In July, Quebec immigration minister Kathleen Weil, BA’78, BCL’82, LLB’82, announced that Thermitus and the human rights commission would co-ordinate a consultation on systemic discrimination and racism. Opposition leaders from the Coalition Avenir Québec and the Parti Québécois have been critical of the consultation process.

“The approach of [Quebec premier Philippe] Couillard to say that there is a system of racism in Quebec, I don’t accept that,” argued CAQ leader François Legault.

For her part, Thermitus sees a common point between the Truth and Reconciliation Commission and the Quebec consultation as “making it possible for people to speak freely.”

Janda, who is now a member of the human rights commission, is confident Thermitus can handle the challenge of rising “social intolerance” manifested “not just south of the border, but in our midst,” noting the murder of six Muslims in a Quebec City mosque and attacks on minorities in the province.

Thermitus is clear that race is not a biological determinant.

“The word ‘race’ should not be used because ‘race’ is a social construct. It feeds the discourse we want to destroy,” she says, giving the often-documented example of the differing treatment by police of whites and blacks.

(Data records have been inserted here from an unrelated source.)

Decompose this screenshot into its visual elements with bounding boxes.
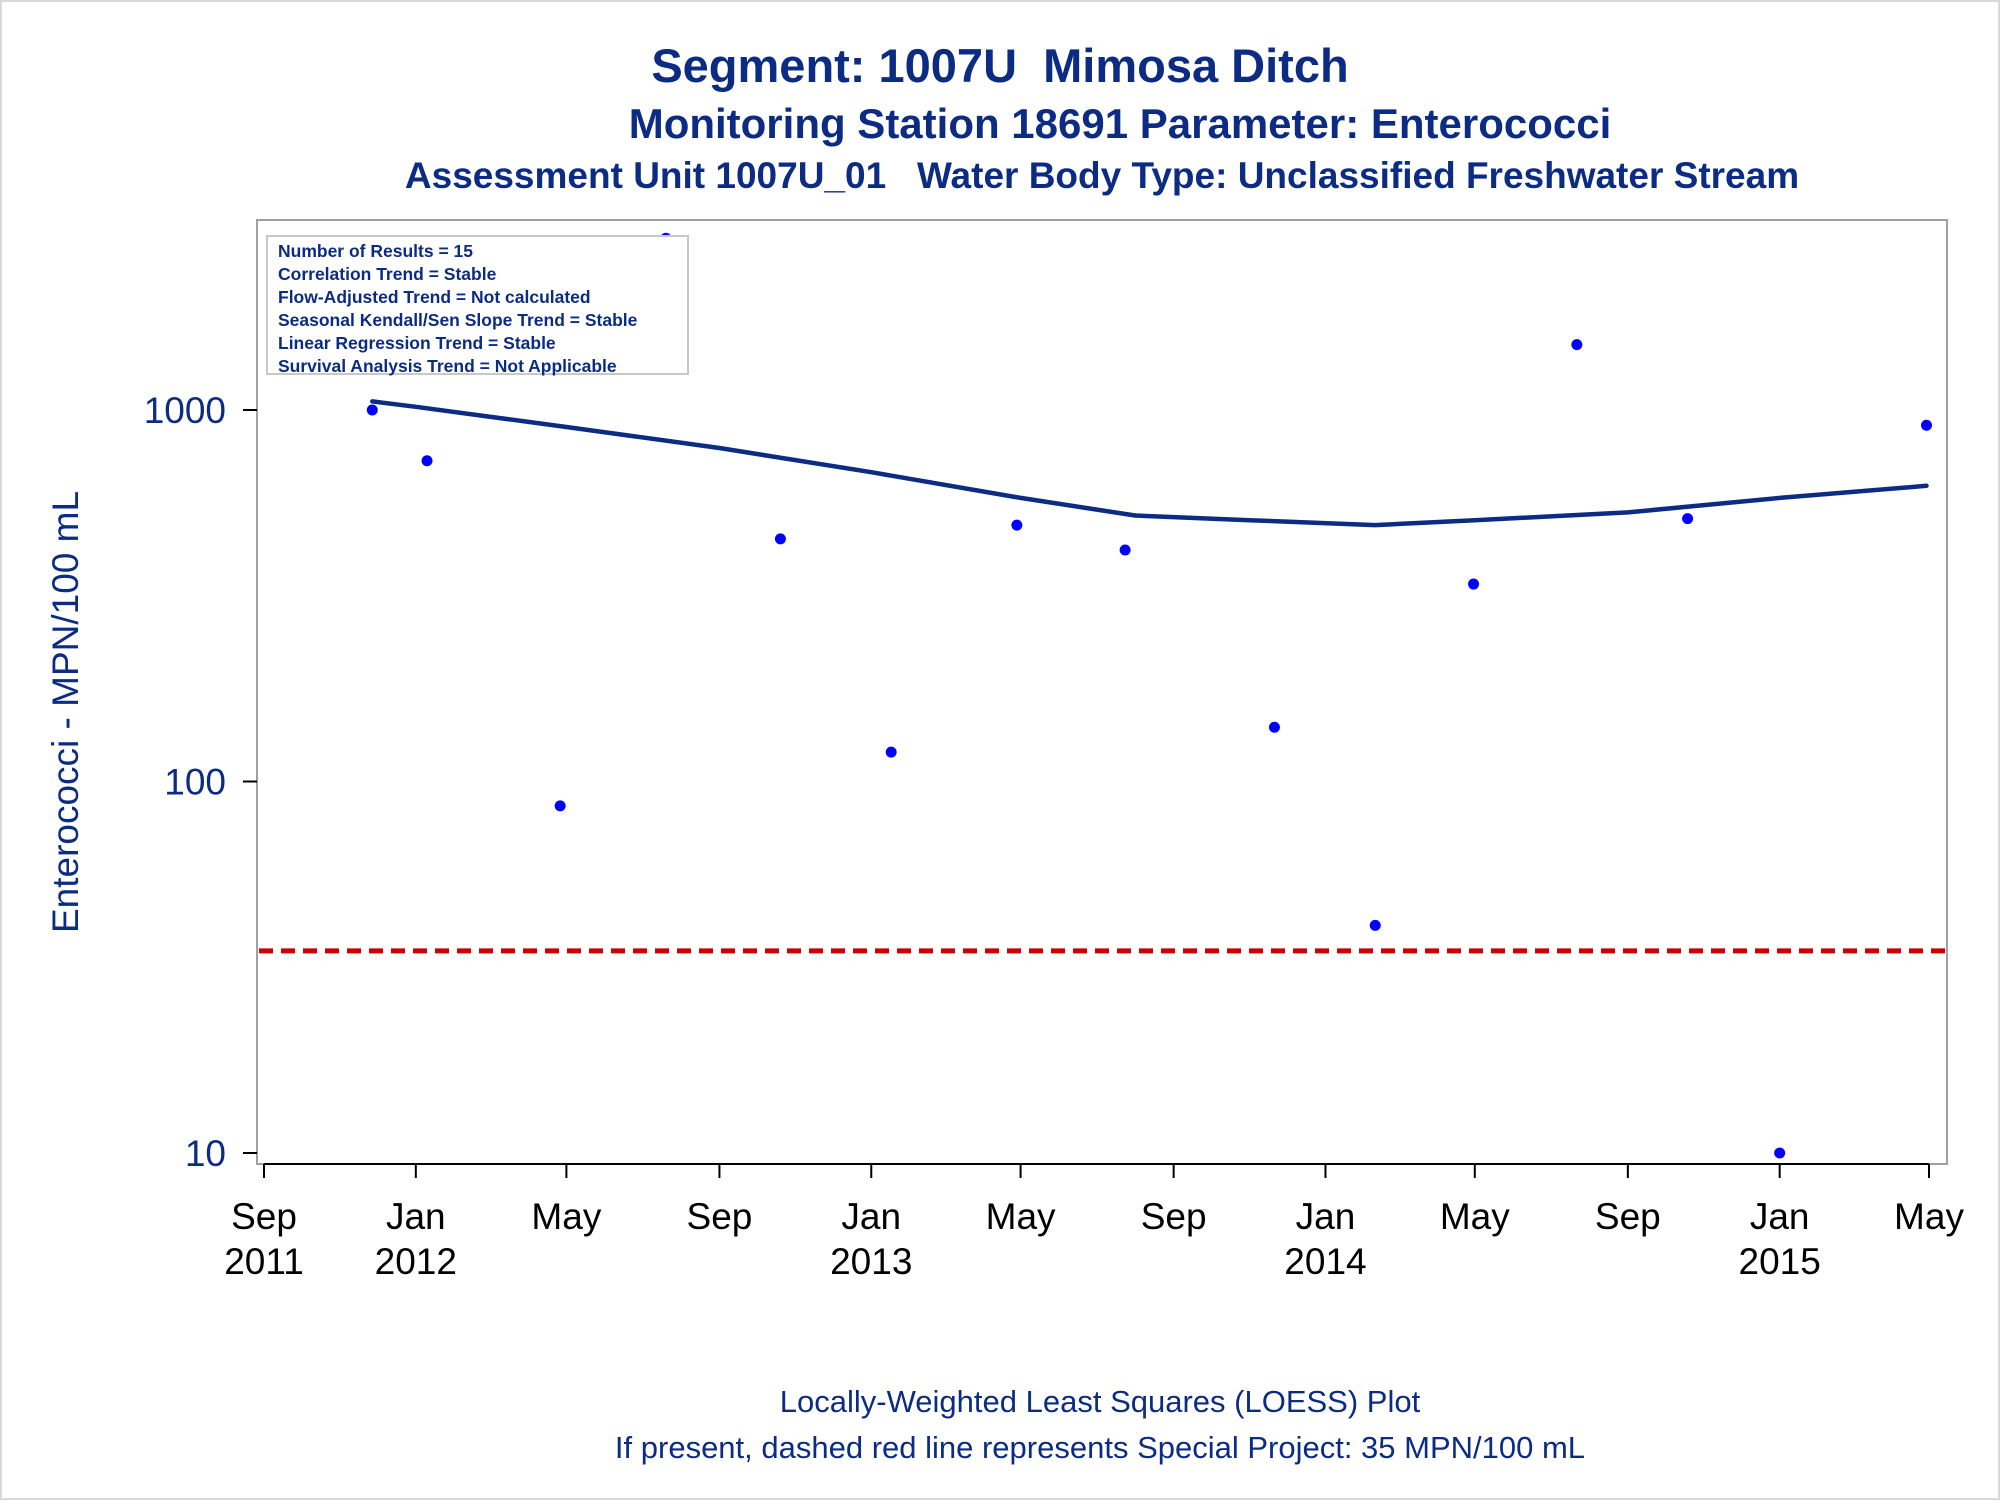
data-point: [366, 404, 378, 416]
x-tick-label-year: 2014: [1284, 1241, 1366, 1282]
data-point: [1119, 544, 1131, 556]
y-axis-label: Enterococci - MPN/100 mL: [45, 491, 86, 933]
data-point: [774, 533, 786, 545]
x-tick-label: Sep: [231, 1196, 297, 1237]
chart-subtitle: Monitoring Station 18691 Parameter: Ente…: [628, 100, 1612, 147]
chart-title: Segment: 1007U Mimosa Ditch: [651, 39, 1349, 92]
data-point: [1921, 419, 1933, 431]
stats-line: Seasonal Kendall/Sen Slope Trend = Stabl…: [278, 310, 638, 330]
data-point: [554, 800, 566, 812]
x-tick-label-year: 2013: [830, 1241, 912, 1282]
data-point: [1774, 1147, 1786, 1159]
data-point: [1011, 519, 1023, 531]
x-tick-label: Jan: [1296, 1196, 1356, 1237]
x-tick-label: May: [531, 1196, 601, 1237]
stats-line: Number of Results = 15: [278, 241, 473, 261]
footnote-1: Locally-Weighted Least Squares (LOESS) P…: [779, 1384, 1421, 1419]
stats-line: Correlation Trend = Stable: [278, 264, 497, 284]
x-tick-label: Jan: [841, 1196, 901, 1237]
stats-line: Linear Regression Trend = Stable: [278, 333, 556, 353]
x-tick-label-year: 2015: [1739, 1241, 1821, 1282]
data-point: [1468, 578, 1480, 590]
x-tick-label-year: 2011: [224, 1241, 304, 1282]
data-point: [421, 455, 433, 467]
x-tick-label-year: 2012: [375, 1241, 457, 1282]
x-tick-label: Sep: [1595, 1196, 1661, 1237]
footnote-2: If present, dashed red line represents S…: [614, 1430, 1586, 1465]
x-tick-label: Jan: [386, 1196, 446, 1237]
x-tick-label: May: [1894, 1196, 1964, 1237]
stats-box: Number of Results = 15 Correlation Trend…: [266, 235, 689, 376]
y-tick-label: 10: [185, 1133, 226, 1174]
x-tick-label: May: [986, 1196, 1056, 1237]
x-tick-label: May: [1440, 1196, 1510, 1237]
data-point: [885, 746, 897, 758]
stats-line: Survival Analysis Trend = Not Applicable: [278, 356, 617, 376]
data-point: [1571, 339, 1583, 351]
y-tick-label: 1000: [144, 390, 226, 431]
chart-subtitle-2: Assessment Unit 1007U_01 Water Body Type…: [404, 155, 1800, 196]
y-tick-label: 100: [164, 762, 226, 803]
chart-marks: [259, 232, 1945, 1159]
data-point: [1369, 919, 1381, 931]
x-tick-label: Sep: [1141, 1196, 1207, 1237]
loess-line: [370, 399, 1929, 528]
data-point: [1682, 513, 1694, 525]
x-tick-label: Sep: [687, 1196, 753, 1237]
x-tick-label: Jan: [1750, 1196, 1810, 1237]
stats-line: Flow-Adjusted Trend = Not calculated: [278, 287, 591, 307]
data-point: [1268, 721, 1280, 733]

She recognizes people have a different perception of her as a “racialized” woman.

“Racialized women in positions of power are… It is not a role people have seen before. It is very different.”

In her career she has often been the first and only person from a racial minority. “There is room, but we have to create that room,” Thermitus says. But, “being the first is often also being alone.”